Enquanto os tanques rugiam ao redor, levantavam ondas de poeira e areia. “Com toda a poeira, eu tropecei, e minha bebê caiu de meus braços no chão”, recorda Amal, contando como ela gritou e as crianças mais velhas choraram quando o bebê caiu.

Eventualmente, ela deixou todos os seus pertences na estrada; estava muito cansada para continuar carregando-os. Ela precisava levar seus filhos para um lugar seguro.

“Meu filho de quatro anos não parava de chorar: ‘Estou cansado, não consigo.’ Não tínhamos comida, água, nada.”

No início da noite, ela chegou à Escola Nova Gaza com outros deslocados do norte.

Amal, Yousef e seus filhos estão juntos agora, em uma sala de aula na escola.

Yousef passou dois dias no hospital e, após 13 pontos, caminha com cautela e mancando.

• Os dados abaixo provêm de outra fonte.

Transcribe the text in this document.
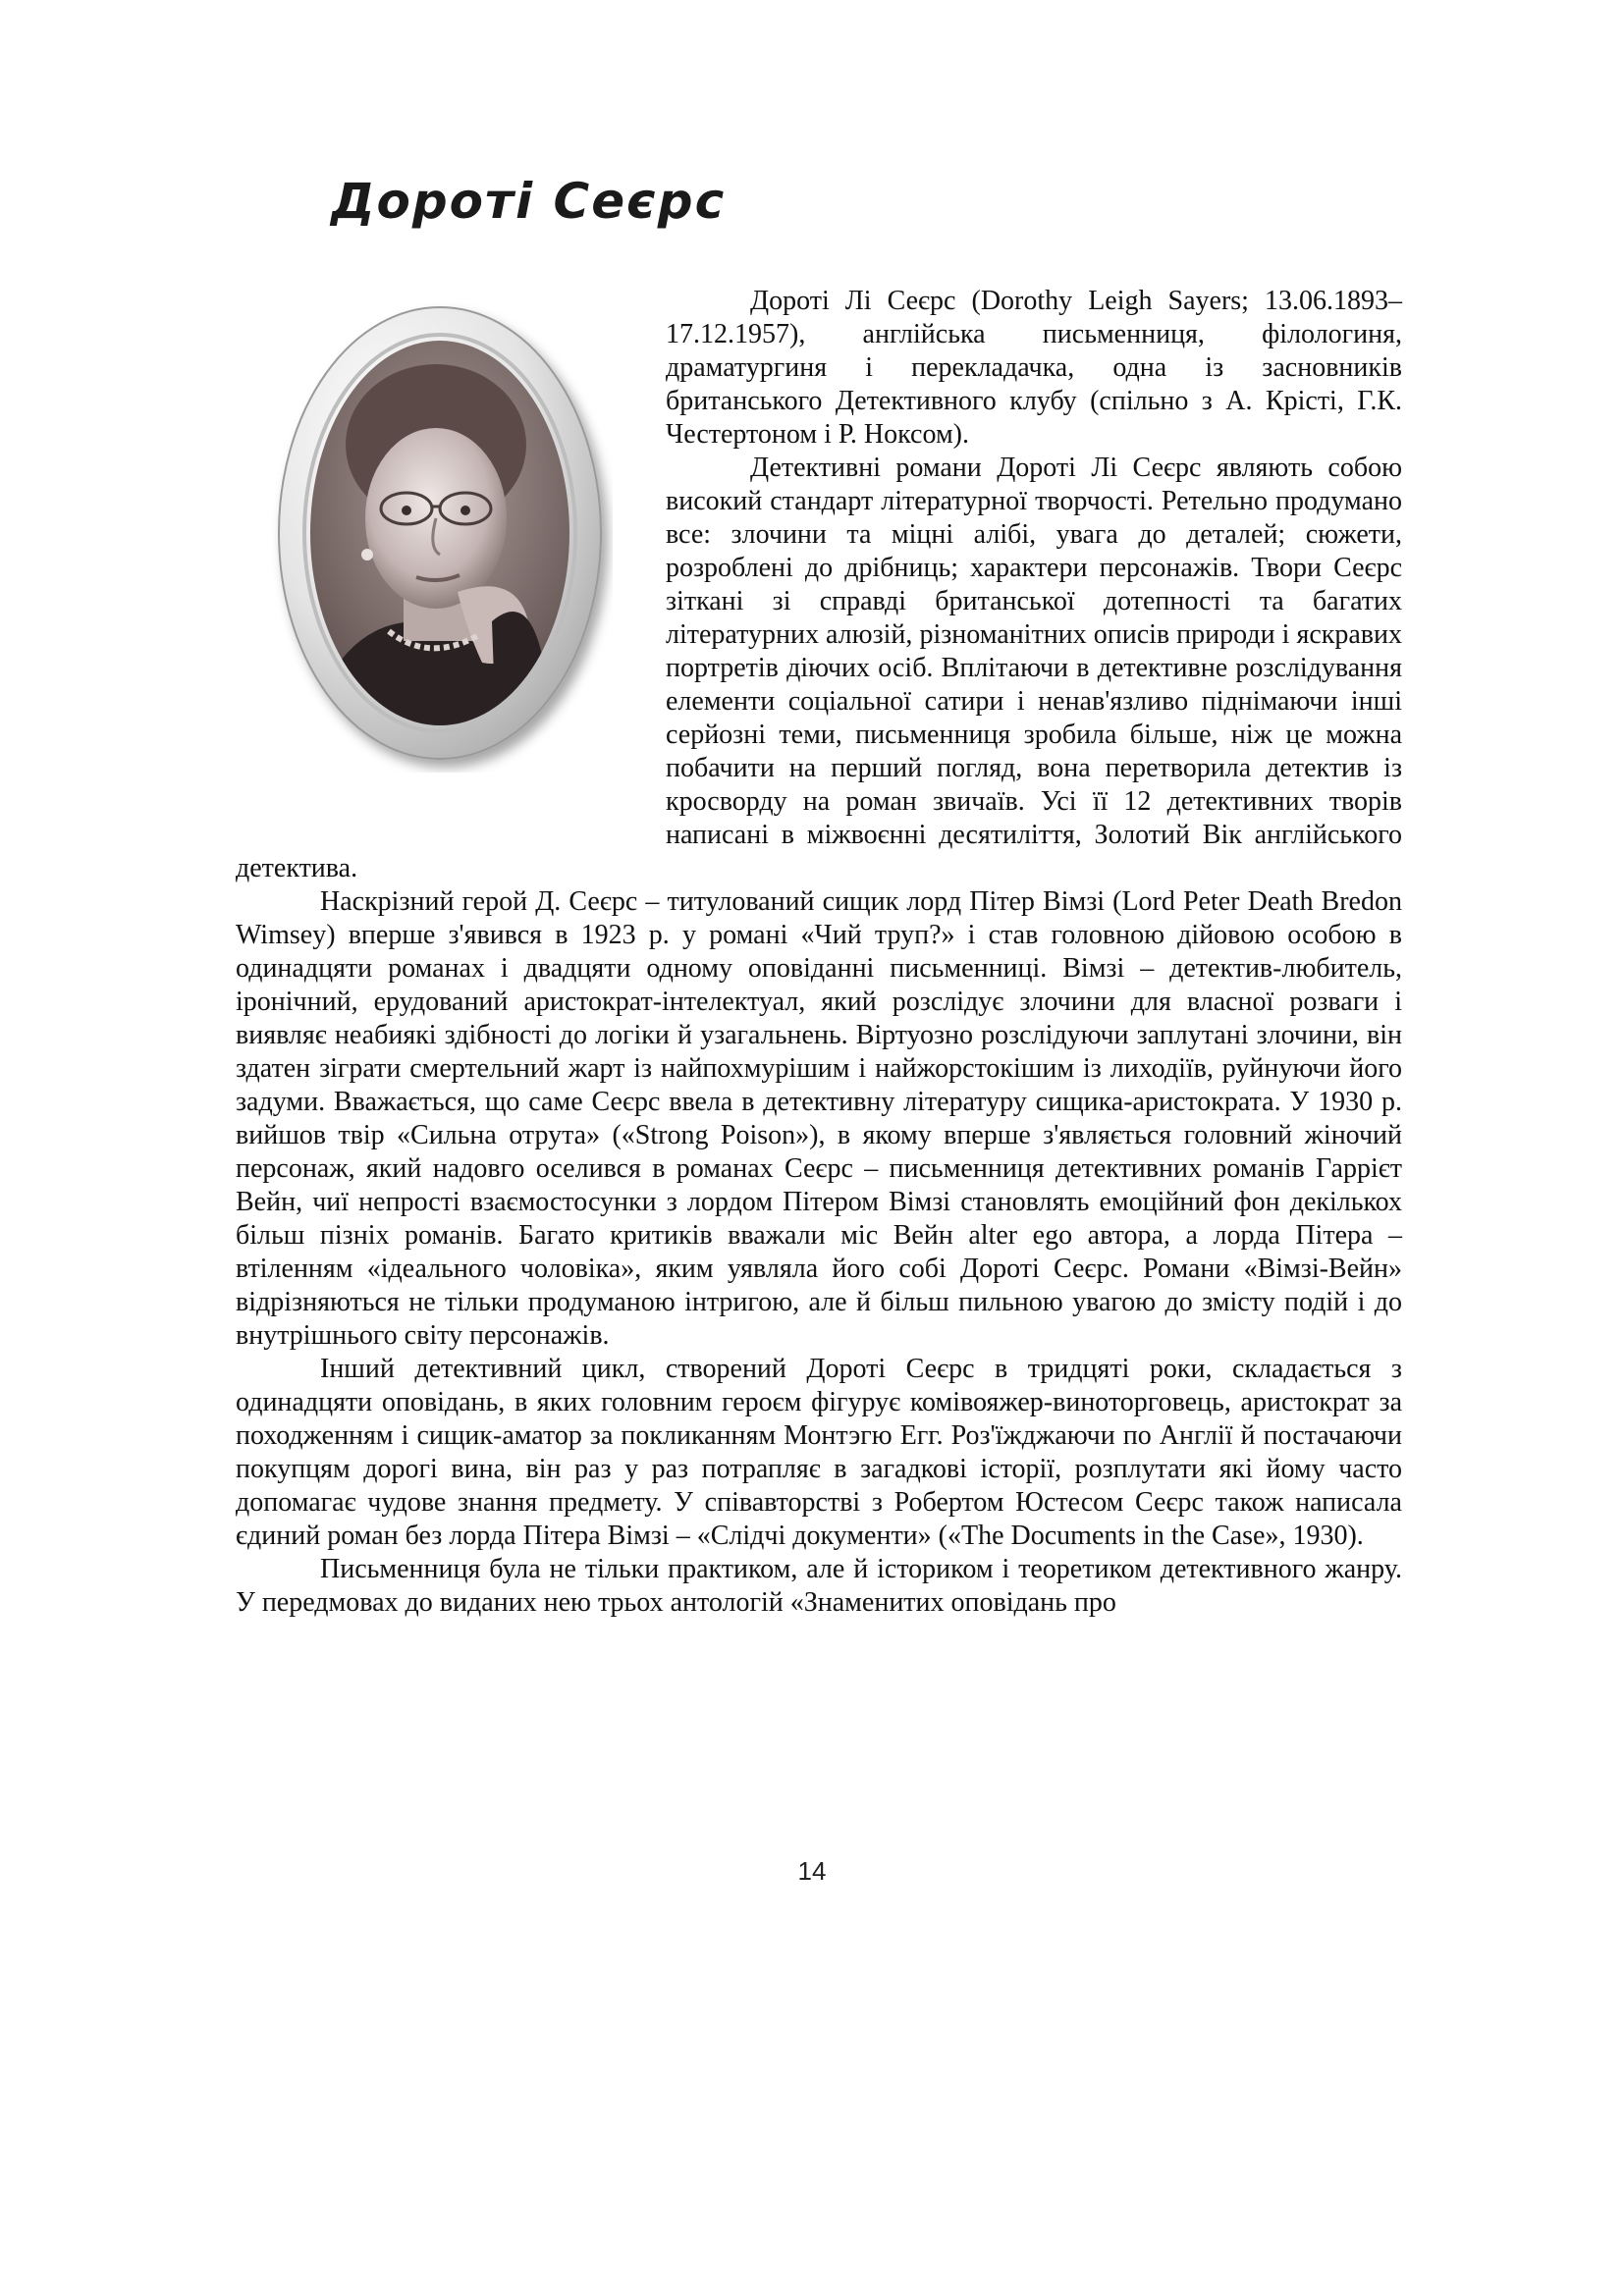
Дороті Сеєрс

Дороті Лі Сеєрс (Dorothy Leigh Sayers; 13.06.1893–17.12.1957), англійська письменниця, філологиня, драматургиня і перекладачка, одна із засновників британського Детективного клубу (спільно з А. Крісті, Г.К. Честертоном і Р. Ноксом).

Детективні романи Дороті Лі Сеєрс являють собою високий стандарт літературної творчості. Ретельно продумано все: злочини та міцні алібі, увага до деталей; сюжети, розроблені до дрібниць; характери персонажів. Твори Сеєрс зіткані зі справді британської дотепності та багатих літературних алюзій, різноманітних описів природи і яскравих портретів діючих осіб. Вплітаючи в детективне розслідування елементи соціальної сатири і ненав'язливо піднімаючи інші серйозні теми, письменниця зробила більше, ніж це можна побачити на перший погляд, вона перетворила детектив із кросворду на роман звичаїв. Усі її 12 детективних творів написані в міжвоєнні десятиліття, Золотий Вік англійського детектива.

Наскрізний герой Д. Сеєрс – титулований сищик лорд Пітер Вімзі (Lord Peter Death Bredon Wimsey) вперше з'явився в 1923 р. у романі «Чий труп?» і став головною дійовою особою в одинадцяти романах і двадцяти одному оповіданні письменниці. Вімзі – детектив-любитель, іронічний, ерудований аристократ-інтелектуал, який розслідує злочини для власної розваги і виявляє неабиякі здібності до логіки й узагальнень. Віртуозно розслідуючи заплутані злочини, він здатен зіграти смертельний жарт із найпохмурішим і найжорстокішим із лиходіїв, руйнуючи його задуми. Вважається, що саме Сеєрс ввела в детективну літературу сищика-аристократа. У 1930 р. вийшов твір «Сильна отрута» («Strong Poison»), в якому вперше з'являється головний жіночий персонаж, який надовго оселився в романах Сеєрс – письменниця детективних романів Гаррієт Вейн, чиї непрості взаємостосунки з лордом Пітером Вімзі становлять емоційний фон декількох більш пізніх романів. Багато критиків вважали міс Вейн alter ego автора, а лорда Пітера – втіленням «ідеального чоловіка», яким уявляла його собі Дороті Сеєрс. Романи «Вімзі-Вейн» відрізняються не тільки продуманою інтригою, але й більш пильною увагою до змісту подій і до внутрішнього світу персонажів.

Інший детективний цикл, створений Дороті Сеєрс в тридцяті роки, складається з одинадцяти оповідань, в яких головним героєм фігурує комівояжер-виноторговець, аристократ за походженням і сищик-аматор за покликанням Монтэгю Егг. Роз'їжджаючи по Англії й постачаючи покупцям дорогі вина, він раз у раз потрапляє в загадкові історії, розплутати які йому часто допомагає чудове знання предмету. У співавторстві з Робертом Юстесом Сеєрс також написала єдиний роман без лорда Пітера Вімзі – «Слідчі документи» («The Documents in the Case», 1930).

Письменниця була не тільки практиком, але й істориком і теоретиком детективного жанру. У передмовах до виданих нею трьох антологій «Знаменитих оповідань про

14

O pai de Yousef, Jamil, está desaparecido desde o dia em que os soldados chegaram à Escola Hamad. Ele ouviu de algumas pessoas que seu pai havia sido feito prisioneiro, mas não sabe ao certo.

A filha mais nova, que ainda não tinha nome quando foram forçados a deixar o norte de Gaza, foi batizada de Sumoud, “firmeza”, um símbolo de sua recusa em partir.

* Reportagem publicada em 16/03/2025 na Al Jazeera.